Both sides of the dispute this week issued statements outlining their arguments ahead of next Thursday's meeting.
In its statement, DMSSG claimed that the forecasted milk production expected of suppliers is "very optimistic."
"France wants a post quota minimum safeguard to prevent a free for all. The EU Parliament is stating that if a support mechanism is activated (to compensate for the predicted volatile milk price) they want a levy imposed on anyone who has increased milk production by over 5%. Add to this today's austerity economic policy, the extreme weather, the ICOS warnings, the changes in Single Farm Payments, Disadvantaged Area Payments, Grants, and difficulty in borrowing money. All this may greatly alter the future expansion plans of farmers who in 2011 estimated a 62.% increase in milk output," the group claimed.
The group further accused Dairygold of not producing a detailed business plan and costings to justify the level of share-purchases and investment required of members as part of the agreement.
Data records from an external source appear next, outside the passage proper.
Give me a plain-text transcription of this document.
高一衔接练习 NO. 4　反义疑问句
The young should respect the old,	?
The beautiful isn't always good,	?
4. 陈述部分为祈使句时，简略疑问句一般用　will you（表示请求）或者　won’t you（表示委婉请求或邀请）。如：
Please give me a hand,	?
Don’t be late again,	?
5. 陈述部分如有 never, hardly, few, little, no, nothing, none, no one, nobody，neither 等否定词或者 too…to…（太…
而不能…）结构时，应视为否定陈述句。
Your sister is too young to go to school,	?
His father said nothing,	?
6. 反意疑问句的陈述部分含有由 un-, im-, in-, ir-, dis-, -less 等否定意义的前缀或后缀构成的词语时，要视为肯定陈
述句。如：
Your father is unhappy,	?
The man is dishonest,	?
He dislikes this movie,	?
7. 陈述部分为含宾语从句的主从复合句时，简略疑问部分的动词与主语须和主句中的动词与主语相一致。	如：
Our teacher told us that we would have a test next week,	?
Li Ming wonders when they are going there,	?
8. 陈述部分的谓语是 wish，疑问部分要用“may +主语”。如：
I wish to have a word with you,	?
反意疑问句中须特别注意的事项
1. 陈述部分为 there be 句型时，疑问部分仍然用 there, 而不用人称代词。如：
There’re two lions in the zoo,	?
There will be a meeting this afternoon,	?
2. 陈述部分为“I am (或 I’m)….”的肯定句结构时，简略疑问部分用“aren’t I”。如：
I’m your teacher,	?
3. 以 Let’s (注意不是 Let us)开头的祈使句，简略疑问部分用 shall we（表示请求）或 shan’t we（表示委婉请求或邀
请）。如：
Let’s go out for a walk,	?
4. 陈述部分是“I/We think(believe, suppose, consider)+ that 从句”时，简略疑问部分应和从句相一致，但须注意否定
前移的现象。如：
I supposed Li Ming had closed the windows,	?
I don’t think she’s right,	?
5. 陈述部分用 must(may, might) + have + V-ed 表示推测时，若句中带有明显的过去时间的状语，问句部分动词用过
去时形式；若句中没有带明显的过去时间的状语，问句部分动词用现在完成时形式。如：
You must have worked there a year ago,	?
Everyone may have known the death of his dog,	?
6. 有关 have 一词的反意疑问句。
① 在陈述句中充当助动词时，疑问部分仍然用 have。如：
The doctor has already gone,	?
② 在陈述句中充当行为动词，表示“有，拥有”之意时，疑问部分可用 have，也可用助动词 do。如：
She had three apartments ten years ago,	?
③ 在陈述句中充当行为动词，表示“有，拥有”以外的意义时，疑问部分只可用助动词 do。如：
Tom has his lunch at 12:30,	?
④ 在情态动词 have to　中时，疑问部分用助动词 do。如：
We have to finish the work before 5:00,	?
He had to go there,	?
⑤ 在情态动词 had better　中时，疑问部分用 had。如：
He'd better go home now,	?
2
"Us farmers, like any other investor, put capital into their farms and the co-ops we are supplying in order to obtain a return towards our income. We are not shy about investing money or expanding, what concerns us is investing in a blind manner with no detailed information forthcoming from the Dairygold board as to the costings for the proposed project, the marketing of new product or the return on capital employed," the statement read.
Meanwhile, Dairygold has warned that failure to ratify the Milk Supplier Agreement would hamper capital investment in its processing, as it there would be no logic in planning expansion for an unknown amount of milk.
"Without suppliers' committed milk forecasts we could not predict what milk volumes would be delivered and we could not put the appropriate processing capacity or marketing plan in place to meet any significant growth in volumes," Dairygold said.
The co-op also said some 2,400 farmers representing over 80% of it suppliers had signed the agreement, and that scrapping the plan would leave these farmers in "legal limbo." Furthermore, it said that Dairygold has guaranteed the repayments of members' funding contributions and warned that a lack of investment would have an impact on milk prices.
"No member funding means a greater reliance on lenders, which would reduce our control over the setting of milk price and would increase milk price volatility," said the co-op.
"The Society would be unable to process all milk received over the peak period, resulting in 'distressed milk' sales to other processors, subject to their available capacity. Currently 6% of Dairygold's peak volumes are processed by third party processors in collaboration arrangements."
The vote takes place at the SGM in Dairygold, Mallow, next Thursday.